The mean age of death was younger in case of HIV coinfection than in absence of HIV coinfection (41 versus 70 years).

 

Conclusion:

  • The study confirms the marked association between HIV and HCV-HBV related mortality in France, since about 15% of those who died with HCV or HBV infection were also infected with HIV.
  • A major concern reported in this study is that HCV patients with HIV coinfection had a mean age at death younger than patients without HIV coinfection. A majority of these patients did not received a treatment for chronic hepatitis.
  • These figures emphasize the importance of HCV-HBV infection in HIV patients as a major public health issue and underline the need for ongoing efficient public health program including screening, management and counseling for HCV and HBV infected individuals.

 

 


#269. High Prevalence of HIV and HCV Infection Among Women Who Are Non-Injection Drug Users.
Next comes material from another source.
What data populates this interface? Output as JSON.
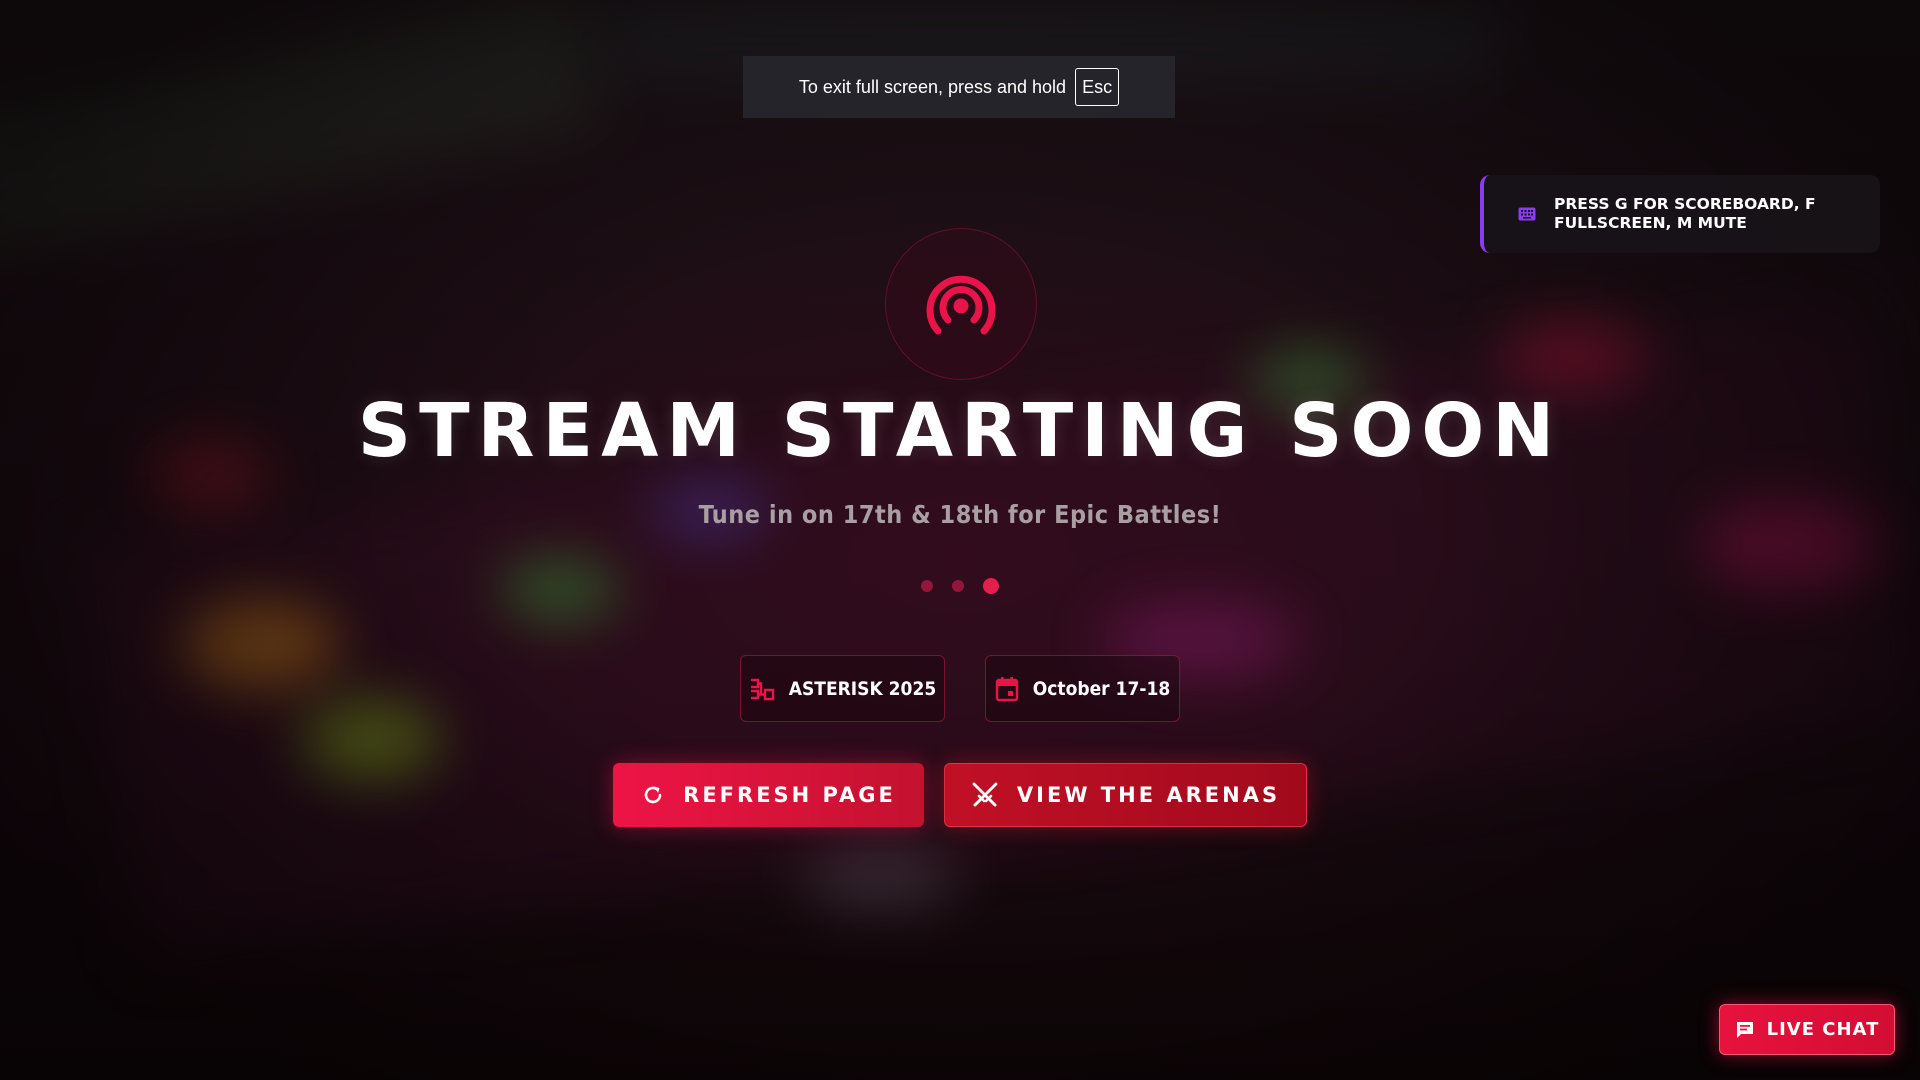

E. Ross; R. F. Raicht; F. Dominelli; E. J. Bini.

 

Background:

Injection drug use is the strongest risk factor for HIV and HCV infection. However, little is known about the epidemiology of HIV and HCV infection among non-injection drug users, especially among women. The aims of this study were to evaluate the prevalence of HIV, HCV, and coinfection with HIV-HCV among an ethnically diverse cohort of women substance abusers.

 

Methods:

We reviewed the medical records of all patients admitted over a 1-year period to a residential substance abuse treatment facility in New York City. A standardized comprehensive medical, psychiatric, and substance use evaluation, as well as HIV and HCV testing, was performed on all subjects at the time of admission.

 

Results:

A total of 709 subjects were admitted for substance abuse treatment (219 women & 490 men). The mean age was similar among women and men (31.8 ± 9.7 vs 33.0 ± 13.3 years, p = 0.16), although race differed between the 2 groups (p = 0.008), with a higher frequency of blacks (63.9% vs 52.7%) and a lower frequency of Hispanics (23.7% vs 36.7%) among women. Women were less likely to be referred from the criminal justice system (51.1% vs 61.1%, p = 0.01) and were less likely to be in jail within the past 30 days (26.9% vs 40.2%, p = 0.001), although the frequency was high in both groups. Although cocaine was the major substance of abuse in both men and women (47.5% vs 29.2%), there were significant differences in the major substance that was abused between the 2 groups (p = 0.001). Injection drug use was uncommon, with 6.8% of women and 10.2% of men reporting that they have ever injected drugs (p = 0.15). There were no significant differences in the prevalence of HIV (10.0% vs 8.8%, p = 0.59), HCV (13.7% vs 16.3%, p = 0.37), or HIV-HCV coinfection (4.1% vs 6.3%, p = 0.24) between women and men. Among the 219 women, the prevalence of HIV (9.3% vs 20.0%, p = 0.18), HCV (8.8% vs 80.0%, p < 0.001), and HIV-HCV coinfection (2.9% vs 20.0%, p = 0.02) was lower in non-injection drug users than in those who have ever injected drugs. The prevalence of HIV among women was highest in those that self-reported their race as other (12.5%), whereas HCV was most common in Hispanics (17.3%). In the 204 women who have never injected drugs, the prevalence of HCV infection was higher among subjects who used intranasal cocaine/ heroin than in those than never snorted drugs (15.8% vs 4.7%, p = 0.007).

 

Conclusions:

Among patients admitted to a residential substance abuse treatment facility, women had a similar frequency of HIV, HCV, and HIV-HCV coinfection as men. HIV and HCV testing should be offered to all women and men substance abusers, even if they have never injected drugs.